Il y a, en outre, un partenariat public-privé qui fonctionne sous les auspices du ministère des Finances. Nous siégeons tous à ce comité. Nous recueillons ainsi l'avis du secteur privé, c'est-à-dire des banques, des entreprises de transfert de fonds et de diverses autres entreprises. C'est le ministère des Finances qui dirige cette collaboration entre les secteurs publics et privés. Voilà, donc, trois bons exemples de la manière dont nous sommes parvenus à renforcer le régime de lutte contre ces activités illicites.

Le sénateur Tkachuk : J'aimerais maintenant revenir à la question des renseignements personnels. En effet, il y a toujours une certaine opposition entre les impératifs de la sécurité et les exigences de la liberté. Nos efforts en matière de sécurité nous ont poussés à recueillir d'immenses masses de renseignements. Vous nous avez parlé tout à l'heure du nombre d'opérations relevées par le CANAFE. Lorsque le projet de loi a été présenté, d'abord devant la Chambre, puis devant le Sénat, nous nous sommes tous inquiétés de ce que ces renseignements sont conservés pendant 15 ans.

Il s'agit de renseignements qui sont non seulement détenus par le CANAFE, mais communiqués par lui. Monsieur Adam, pourriez-vous nous indiquer le nombre de dossiers que vous avez ouverts après avoir reçu des renseignements du CANAFE? Je crois que vous nous avez cité un chiffre à cet égard.

M. Adam : Il y en avait environ 1 000.

Le sénateur Tkachuk : Le SCRS a-t-il ouvert un dossier dans chacune de ces affaires?

Mme Merrick : Le SCRS applique une autre procédure. Les renseignements transmis par le CANAFE s'inscrivent dans un flux de renseignements financiers, et chaque signalement n'entraîne pas nécessairement l'ouverture d'un dossier.
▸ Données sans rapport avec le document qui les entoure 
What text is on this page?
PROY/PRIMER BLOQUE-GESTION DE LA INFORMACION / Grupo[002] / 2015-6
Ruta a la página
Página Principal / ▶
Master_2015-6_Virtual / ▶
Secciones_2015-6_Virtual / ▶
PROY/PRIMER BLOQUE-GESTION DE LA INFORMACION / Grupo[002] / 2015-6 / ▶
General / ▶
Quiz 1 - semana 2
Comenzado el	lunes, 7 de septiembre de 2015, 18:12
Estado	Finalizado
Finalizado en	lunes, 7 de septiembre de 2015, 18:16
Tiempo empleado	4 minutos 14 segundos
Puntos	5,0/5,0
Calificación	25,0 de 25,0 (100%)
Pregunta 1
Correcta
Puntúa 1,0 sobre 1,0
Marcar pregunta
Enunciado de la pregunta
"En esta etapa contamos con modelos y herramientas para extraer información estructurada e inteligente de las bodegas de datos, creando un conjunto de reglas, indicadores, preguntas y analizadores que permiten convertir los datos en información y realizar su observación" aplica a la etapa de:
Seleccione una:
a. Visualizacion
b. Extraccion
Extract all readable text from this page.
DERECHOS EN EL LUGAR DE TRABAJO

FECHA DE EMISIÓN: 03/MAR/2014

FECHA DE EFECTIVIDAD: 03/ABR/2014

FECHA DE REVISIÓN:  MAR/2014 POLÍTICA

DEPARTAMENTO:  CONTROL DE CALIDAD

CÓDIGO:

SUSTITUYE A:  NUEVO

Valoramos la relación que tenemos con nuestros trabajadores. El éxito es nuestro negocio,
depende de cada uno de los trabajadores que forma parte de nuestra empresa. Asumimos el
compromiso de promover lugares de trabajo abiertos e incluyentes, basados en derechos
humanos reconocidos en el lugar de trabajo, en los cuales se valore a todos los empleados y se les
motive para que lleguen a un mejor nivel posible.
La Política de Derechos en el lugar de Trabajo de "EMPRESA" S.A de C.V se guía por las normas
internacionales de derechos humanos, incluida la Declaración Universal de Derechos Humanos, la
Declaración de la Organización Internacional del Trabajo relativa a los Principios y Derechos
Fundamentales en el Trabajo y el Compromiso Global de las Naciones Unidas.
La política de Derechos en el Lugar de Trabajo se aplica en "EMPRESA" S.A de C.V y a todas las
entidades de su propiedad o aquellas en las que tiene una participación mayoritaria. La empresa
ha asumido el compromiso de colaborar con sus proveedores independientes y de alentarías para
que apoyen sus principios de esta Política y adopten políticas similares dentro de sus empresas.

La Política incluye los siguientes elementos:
Le sénateur Tkachuk : Mais lorsque vous ouvrez un dossier, vous arrive-t-il, après, de le refermer? J'ai des amis dans la police et je crois savoir qu'un dossier n'est jamais refermé. Ainsi, lorsque vous ouvrez un dossier, vous arrive-t-il plus tard de le refermer? Même s'il ne contient aucun élément justifiant des poursuites, le dossier reste-t-il ouvert?

M. Adam : Si nous recevons, du CANAFE, une communication qui, après enquête, ne semble contenir aucun indice d'une activité criminelle, nous fermons le dossier, auquel s'applique alors la politique gouvernementale en matière de conservation des dossiers tant sur le plan de la protection des renseignements personnels, qu'au regard de nos politiques internes établies en conformité avec divers textes législatifs.

Le sénateur Tkachuk : Un tel dossier est-il détruit après 15 ans?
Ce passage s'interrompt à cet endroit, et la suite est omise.